Another argument that might come up is “but it’s optional!” There’s some cases where it’s truly optional, but most of the time it’s technically optional and by technically optional I mean that you might be able to beat the game without these things, but it might be one hell of a grind and psychologically abuse you into paying (see the south park video and psych guides link in this article) It’s clear that major publishers are testing the waters by applying the lucrative freemium model to games you already have to pay money for. It sets a dangerous precedent, especially if publishers believe audiences are ok with them. A fool and his money are easily parted and you don’t want to be a fool, do you?

A final argument I’ve heard justifying microtransactions, which I have heard in real life and not online, was in relation to single player games specifically. It went something like: ‘some people don’t have the time to sit through a game so these microtransactions are good for people who just want to experience the story.’ This view is so baffling that I have difficulty in trying to comprehend the thought processes that occur for one to hold such a position. Let’s think about it for a second. Some people pay full price for a video game and then spend even more money on the game outside of the initial purchase in order to experience less of the game. This might also reinforce the idea for publishers to force developers to balance the games around microtransactions, making this a self fulfilling prophecy through padding and artificial difficulty. But if you’re the type of person to who this actually applies to, then what are you doing purchasing normal video games? If you just want to more or less passively enjoy a story, just stick to Telltale’s offering or things like it. Better yet, just stick to movies and television if you don’t want to engage with the game part of video games.

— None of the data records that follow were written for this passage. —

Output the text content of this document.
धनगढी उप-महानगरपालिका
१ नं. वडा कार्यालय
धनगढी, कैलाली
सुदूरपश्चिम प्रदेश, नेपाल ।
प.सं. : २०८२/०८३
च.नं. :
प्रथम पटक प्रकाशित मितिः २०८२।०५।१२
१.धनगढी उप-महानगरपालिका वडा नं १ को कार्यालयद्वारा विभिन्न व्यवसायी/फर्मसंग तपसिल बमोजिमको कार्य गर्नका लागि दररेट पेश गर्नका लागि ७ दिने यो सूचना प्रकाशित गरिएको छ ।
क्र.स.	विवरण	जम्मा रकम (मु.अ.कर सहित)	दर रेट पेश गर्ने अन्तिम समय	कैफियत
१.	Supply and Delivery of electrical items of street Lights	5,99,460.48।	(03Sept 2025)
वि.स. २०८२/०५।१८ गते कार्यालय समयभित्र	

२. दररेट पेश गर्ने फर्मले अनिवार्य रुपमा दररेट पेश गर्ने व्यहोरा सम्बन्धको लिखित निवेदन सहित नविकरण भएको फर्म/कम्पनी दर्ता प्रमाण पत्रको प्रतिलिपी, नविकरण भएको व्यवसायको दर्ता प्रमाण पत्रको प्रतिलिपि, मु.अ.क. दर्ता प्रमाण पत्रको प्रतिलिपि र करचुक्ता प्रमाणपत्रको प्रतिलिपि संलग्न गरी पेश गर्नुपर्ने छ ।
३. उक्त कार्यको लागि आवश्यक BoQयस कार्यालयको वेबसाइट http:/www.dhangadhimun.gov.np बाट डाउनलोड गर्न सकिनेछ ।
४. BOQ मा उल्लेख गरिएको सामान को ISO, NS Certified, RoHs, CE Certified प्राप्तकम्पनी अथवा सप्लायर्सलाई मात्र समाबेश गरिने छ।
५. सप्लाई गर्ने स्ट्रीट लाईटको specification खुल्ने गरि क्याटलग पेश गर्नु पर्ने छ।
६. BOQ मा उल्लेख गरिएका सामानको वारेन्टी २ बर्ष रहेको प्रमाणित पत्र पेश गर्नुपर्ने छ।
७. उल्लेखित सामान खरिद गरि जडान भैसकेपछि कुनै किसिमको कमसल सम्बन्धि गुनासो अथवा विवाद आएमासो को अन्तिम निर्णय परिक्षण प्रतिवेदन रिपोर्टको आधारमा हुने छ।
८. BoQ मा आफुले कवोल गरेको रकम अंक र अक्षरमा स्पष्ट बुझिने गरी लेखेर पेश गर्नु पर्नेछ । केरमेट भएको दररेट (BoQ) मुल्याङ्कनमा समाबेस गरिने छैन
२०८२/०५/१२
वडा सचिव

I thought easy mode was for idiots and children who are unable to get good or for those who just wanted to blast through the game. Back when I was a kid, games also had these things called cheat codes if you wanted to get past a tricky spot in a game with no effort and you didn’t have to whip out yours or your mum’s credit card to do it. I’m going to chalk up the support of microtransactions in single player games, which you have to pay for in the first place, to mere stupidity. No rational consumer would ever assent to such nefarious practices.

This is all very frustrating, seeing video games be degenerated by bad business models. Doubly frustrating if the game itself seems otherwise of high quality. What I want you guys to take away from from this piece in summary is that microtransactions are stupid and that you should avoid being a shill for anti consumer practices.And if you can, resist from actually using microtransactions or purchasing titles whose microtransaction presence is known to you for full price.